In 1999, Stranahan's barn burned down, and at the scene he met volunteer firefighter Jess Graber. The two realized they had a shared love of craft spirits and came up with the recipe for Stranahan's Colorado Whiskey, the first commercial Colorado-made whiskey of modern times. Demand has been such that so far it's only available in Colorado.
Stranahan, a true Renaissance man, continues to write books and practice photography, and as an educator he has founded three schools. Thanks, George!
Wine in a can - Infinite Monkey Theorem
Infinite Monkey Theorem
There's a stereotype of the winery experience: stuffy, pretentious people sipping and spitting out wine against a backdrop of European elegance and rolling hills covered with grapes.

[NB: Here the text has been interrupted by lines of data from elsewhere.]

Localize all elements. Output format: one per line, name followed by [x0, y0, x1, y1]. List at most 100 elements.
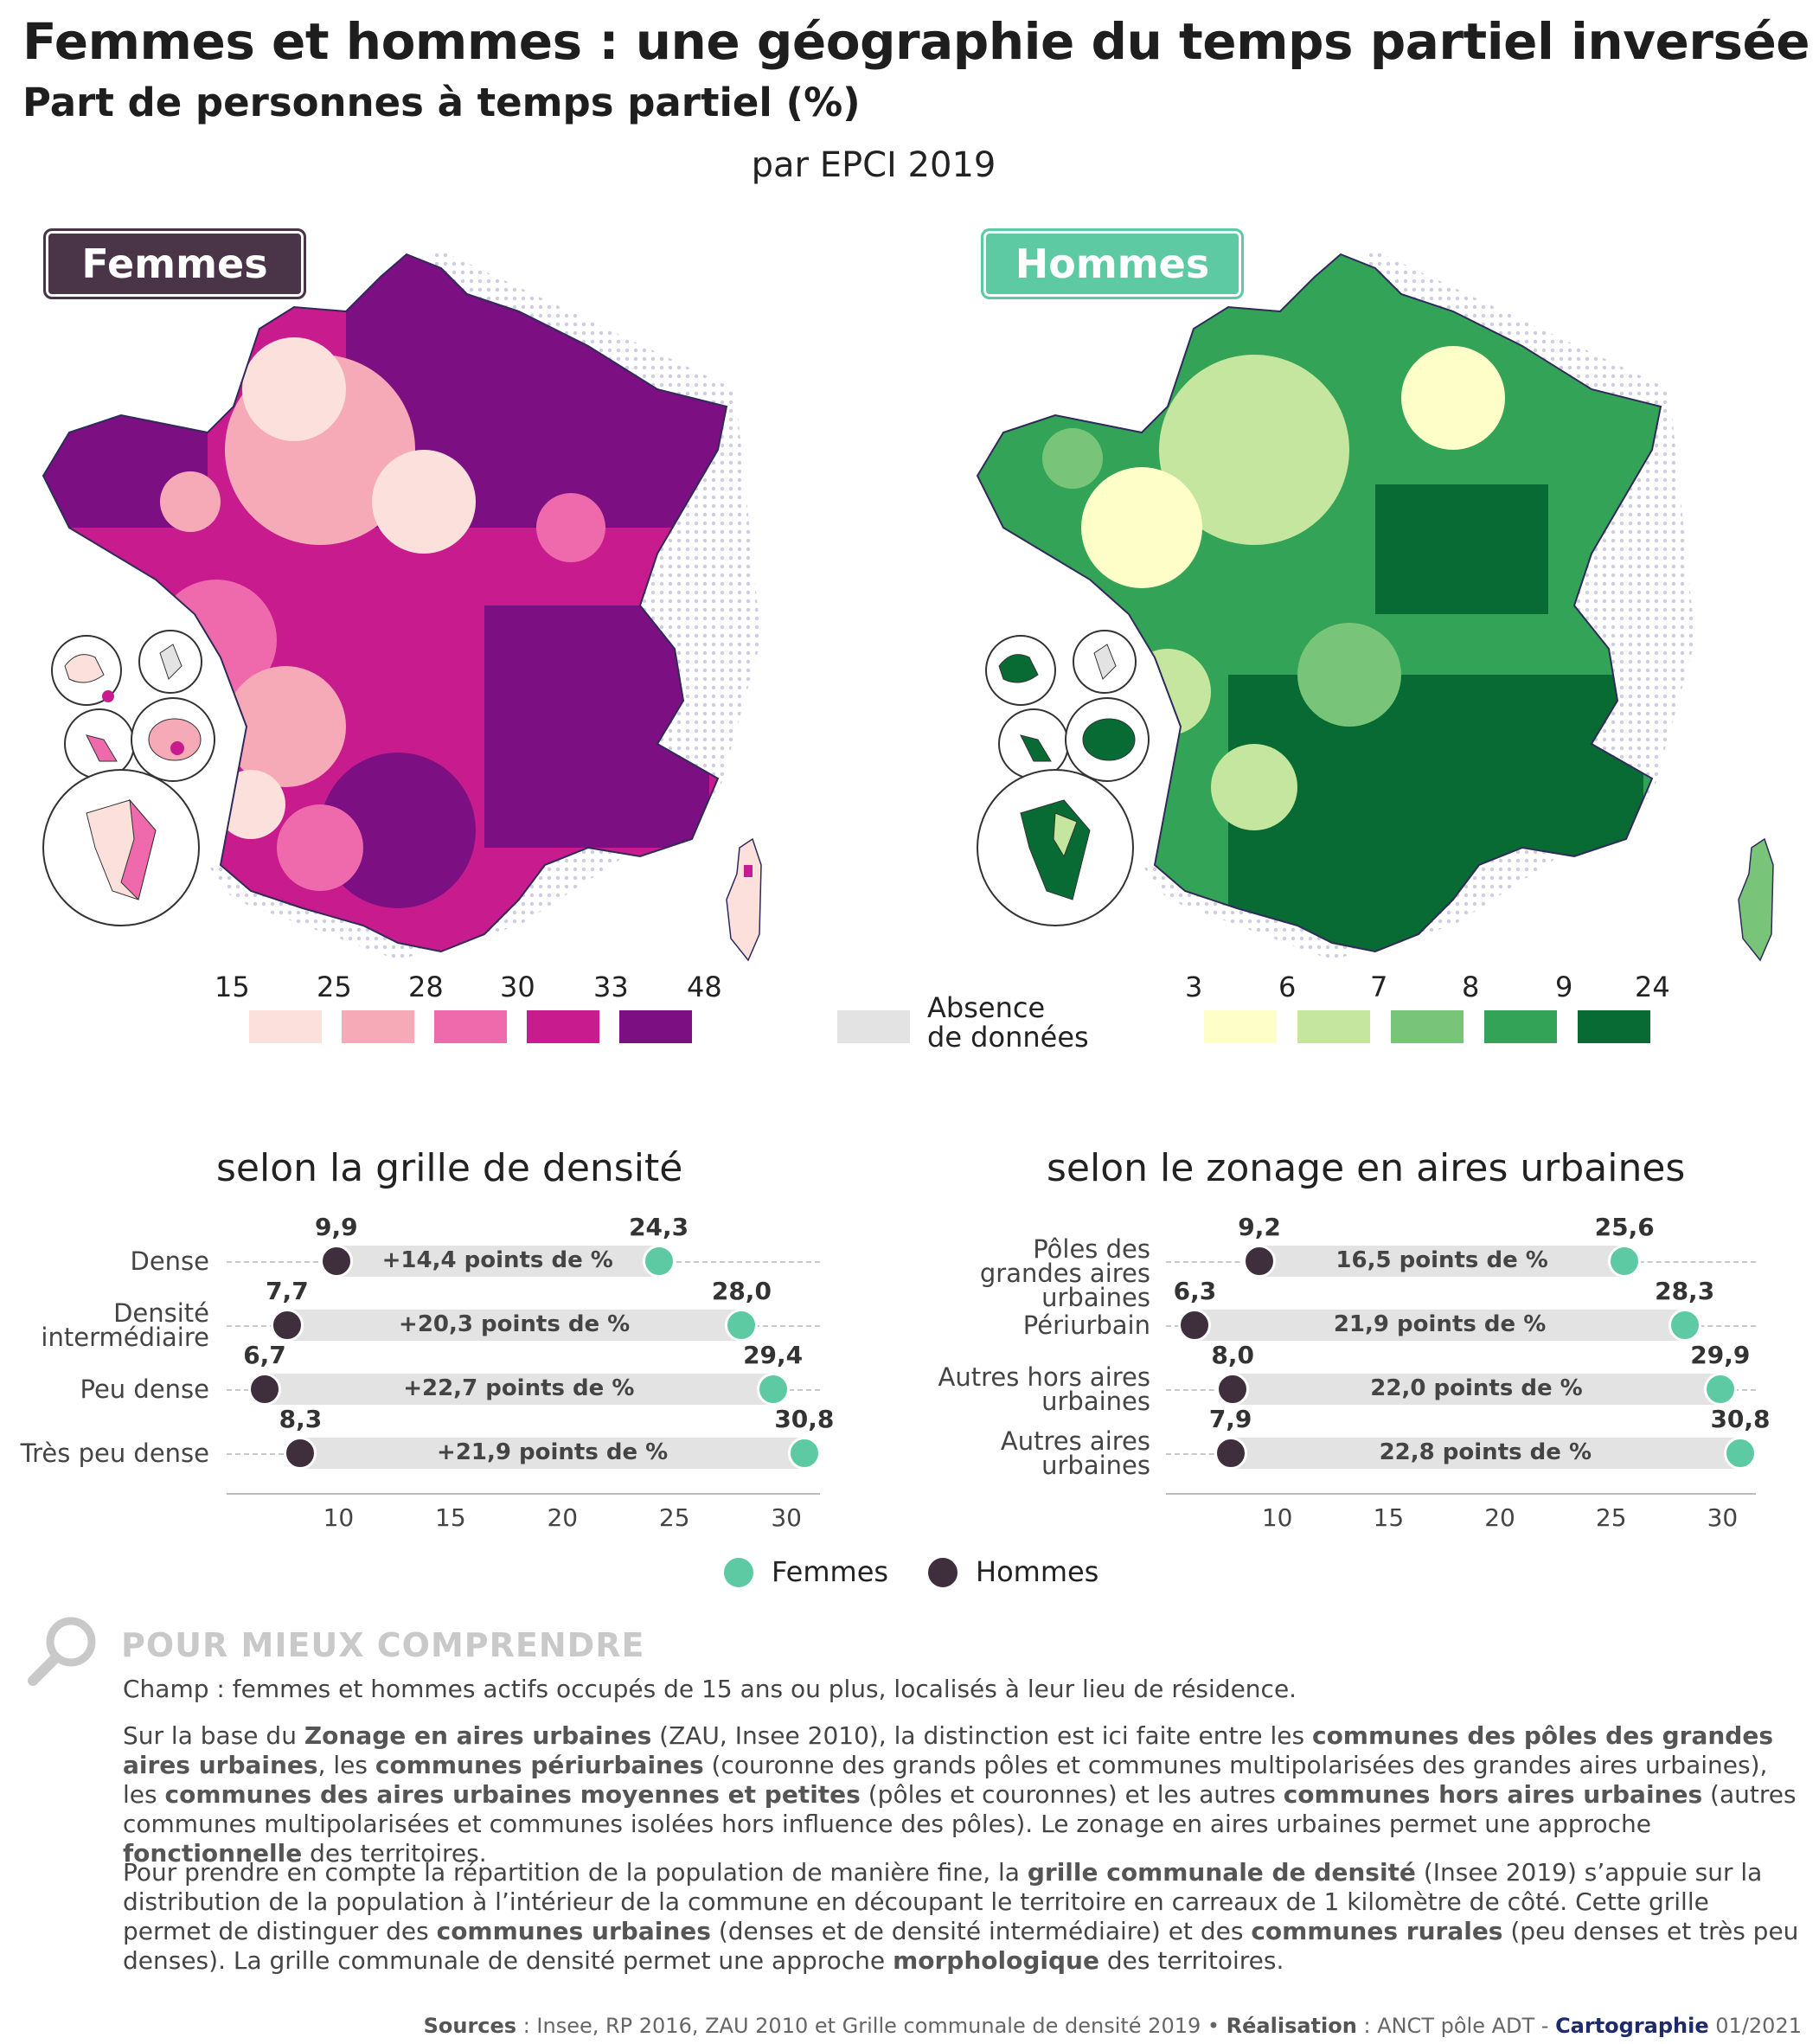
- femmes-dot: [1608, 1245, 1642, 1278]
- hommes-value: 8,3: [279, 1405, 323, 1433]
- hommes-dot: [319, 1245, 353, 1278]
- difference-bar: [1230, 1438, 1740, 1469]
- hommes-dot: [270, 1309, 304, 1342]
- femmes-value: 25,6: [1594, 1213, 1655, 1241]
- hommes-dot: [1178, 1309, 1212, 1342]
- femmes-value: 28,0: [711, 1277, 772, 1305]
- femmes-legend-swatch: [342, 1010, 414, 1043]
- hommes-value: 7,7: [266, 1277, 309, 1305]
- femmes-map-tag: Femmes: [43, 228, 306, 299]
- hommes-map: [977, 247, 1774, 962]
- x-axis-line: [227, 1493, 820, 1495]
- row-label: Très peu dense: [20, 1438, 209, 1468]
- femmes-dot: [1668, 1309, 1701, 1342]
- femmes-value: 29,9: [1690, 1341, 1751, 1369]
- hommes-dot: [248, 1373, 281, 1406]
- hommes-value: 9,2: [1238, 1213, 1281, 1241]
- difference-bar: [1195, 1310, 1685, 1341]
- hommes-legend-break: 9: [1555, 971, 1573, 1003]
- difference-label: +20,3 points de %: [399, 1311, 631, 1337]
- hommes-legend-break: 6: [1278, 971, 1297, 1003]
- femmes-value: 28,3: [1655, 1277, 1715, 1305]
- difference-label: +21,9 points de %: [437, 1439, 669, 1465]
- femmes-dot: [725, 1309, 759, 1342]
- femmes-value: 30,8: [1710, 1405, 1771, 1433]
- magnifier-icon: [28, 1617, 96, 1686]
- chart-title-densite: selon la grille de densité: [216, 1146, 683, 1190]
- x-axis-line: [1166, 1493, 1756, 1495]
- absence-legend-label: Absence de données: [927, 991, 1089, 1054]
- hommes-legend-swatch: [1578, 1010, 1650, 1043]
- femmes-dot: [756, 1373, 790, 1406]
- femmes-dot: [642, 1245, 676, 1278]
- femmes-value: 24,3: [629, 1213, 689, 1241]
- femmes-legend-break: 30: [500, 971, 535, 1003]
- femmes-dot: [787, 1437, 821, 1470]
- difference-label: 22,8 points de %: [1379, 1439, 1592, 1465]
- absence-legend-swatch: [837, 1010, 910, 1043]
- chart-title-zau: selon le zonage en aires urbaines: [1047, 1146, 1686, 1190]
- x-axis-tick: 10: [323, 1503, 355, 1532]
- femmes-legend-break: 15: [215, 971, 250, 1003]
- x-axis-tick: 20: [547, 1503, 579, 1532]
- femmes-dot: [1723, 1437, 1757, 1470]
- hommes-value: 9,9: [315, 1213, 358, 1241]
- row-label: Peu dense: [80, 1374, 209, 1404]
- difference-bar: [1259, 1246, 1625, 1277]
- x-axis-tick: 15: [1373, 1503, 1405, 1532]
- row-label: Dense: [130, 1246, 209, 1276]
- femmes-legend-break: 33: [593, 971, 629, 1003]
- x-axis-tick: 25: [658, 1503, 690, 1532]
- explain-title: POUR MIEUX COMPRENDRE: [121, 1626, 645, 1664]
- femmes-legend-swatch: [434, 1010, 507, 1043]
- legend-hommes-dot: [926, 1555, 960, 1590]
- x-axis-tick: 15: [435, 1503, 466, 1532]
- difference-bar: [1233, 1374, 1720, 1405]
- legend-femmes-label: Femmes: [772, 1555, 889, 1588]
- hommes-legend-break: 3: [1185, 971, 1203, 1003]
- explain-champ: Champ : femmes et hommes actifs occupés …: [123, 1675, 1297, 1703]
- hommes-legend-break: 7: [1370, 971, 1388, 1003]
- difference-label: +22,7 points de %: [403, 1375, 635, 1401]
- hommes-legend-swatch: [1204, 1010, 1277, 1043]
- hommes-dot: [284, 1437, 317, 1470]
- femmes-legend-swatch: [619, 1010, 692, 1043]
- femmes-legend-swatch: [527, 1010, 599, 1043]
- difference-label: 16,5 points de %: [1335, 1247, 1548, 1273]
- hommes-value: 6,7: [243, 1341, 286, 1369]
- hommes-dot: [1243, 1245, 1277, 1278]
- x-axis-tick: 10: [1261, 1503, 1293, 1532]
- scope-label: par EPCI 2019: [751, 145, 996, 185]
- femmes-legend-break: 25: [317, 971, 352, 1003]
- hommes-legend-swatch: [1391, 1010, 1464, 1043]
- femmes-legend-swatch: [249, 1010, 322, 1043]
- hommes-value: 7,9: [1208, 1405, 1252, 1433]
- row-label: Autres hors aires urbaines: [938, 1362, 1150, 1416]
- x-axis-tick: 30: [1707, 1503, 1739, 1532]
- legend-hommes-label: Hommes: [976, 1555, 1099, 1588]
- x-axis-tick: 30: [771, 1503, 802, 1532]
- difference-bar: [336, 1246, 659, 1277]
- row-label: Périurbain: [1022, 1310, 1150, 1340]
- hommes-dot: [1214, 1437, 1247, 1470]
- legend-femmes-dot: [721, 1555, 756, 1590]
- row-label: Autres aires urbaines: [1000, 1426, 1150, 1480]
- hommes-legend-break: 24: [1635, 971, 1670, 1003]
- difference-bar: [286, 1310, 742, 1341]
- row-label: Pôles des grandes aires urbaines: [979, 1234, 1150, 1312]
- femmes-legend-break: 28: [408, 971, 444, 1003]
- hommes-value: 8,0: [1211, 1341, 1254, 1369]
- sources-line: Sources : Insee, RP 2016, ZAU 2010 et Gr…: [423, 2014, 1802, 2038]
- femmes-map: [42, 247, 762, 962]
- x-axis-tick: 25: [1595, 1503, 1627, 1532]
- explain-zau-paragraph: Sur la base du Zonage en aires urbaines …: [123, 1721, 1797, 1868]
- row-label: Densité intermédiaire: [41, 1298, 209, 1352]
- difference-label: 21,9 points de %: [1333, 1311, 1547, 1337]
- page-subtitle: Part de personnes à temps partiel (%): [22, 80, 861, 125]
- hommes-dot: [1216, 1373, 1250, 1406]
- hommes-value: 6,3: [1173, 1277, 1217, 1305]
- difference-bar: [265, 1374, 773, 1405]
- hommes-map-tag: Hommes: [981, 228, 1244, 299]
- hommes-legend-swatch: [1484, 1010, 1557, 1043]
- explain-grille-paragraph: Pour prendre en compte la répartition de…: [123, 1858, 1799, 1975]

Then there's Infinite Monkey Theorem, Denver's best-known urban winery, founded in 2008 by British-born Ben Parsons. Their motto is "no vineyard, no pretense." The concept of the urban winery is new, and it has since been repeated many times in Colorado, but that's not even Parsons' biggest shock to the vintner world.
He put wine in a can. Suddenly, wine wasn't just something to enjoy over an Italian dinner but something to be brought camping or to the baseball game. And the wines have received critical praise like "dangerously drinkable." Are cans the future of wine? Who knows, but in Denver Parsons is definitely bringing it to a whole new audience.
Long before it had a major league baseball stadium and a thriving nightlife scene, Denver's LoDo neighborhood was run-down and blighted, known as "Skid Row."
And long before he became Colorado's governor, John Hickenlooper was into microbrewing, as one of the founders of Wynkoop Brewing Co., Colorado's first brewpub of the modern era, in 1988. The brewery became not only an anchor for the redevelopment of this area of downtown, but a model for microbreweries that would be repeated time and again. In 1993 Hickenlooper saved an historic building in downtown Colorado Springs from the wrecking ball and turned it into Phantom Canyon Brewing Company.
It wasn't just the business of brewing that Hickenlooper influenced, but the craft of it. Along with brewer Russell Scherer, Wynkoop was one of the first breweries in the country to experiment with mead, doppel alt and cream stouts.
Hickenlooper went on to become Denver's mayor and, in 2010, Colorado's governor. He was re-elected in 2014.
Craft beer in a can - Dale's Pale Ale
Craft beer in a can?
They're everywhere these days, but when Dale Katechis first began canning Dale's Pale Ale in 2002, it was a risky move. Yes, there are benefits like keeping light from the beer and the fact that cans are much more portable and create less trash. But would craft beer lovers, who long perceived canned beer as bland, mass-produced swill, accept it?
They did, in a big way.
Oskar Blues went from a small brewpub to one of Colorado's fastest-growing breweries, the 24th largest in the nation, eclipsed in Colorado only by New Belgium. They have a brewery on the East Coast and their beers can be found in 44 states. Clearly, the craft beer industry was ready to get canny, and other breweries began racing to produce their own canned products.
According to craftcans.com, today more than 500 breweries in the U.S. churn out some 2,000 different beers in cans. And it all started with Dale and his pale ale.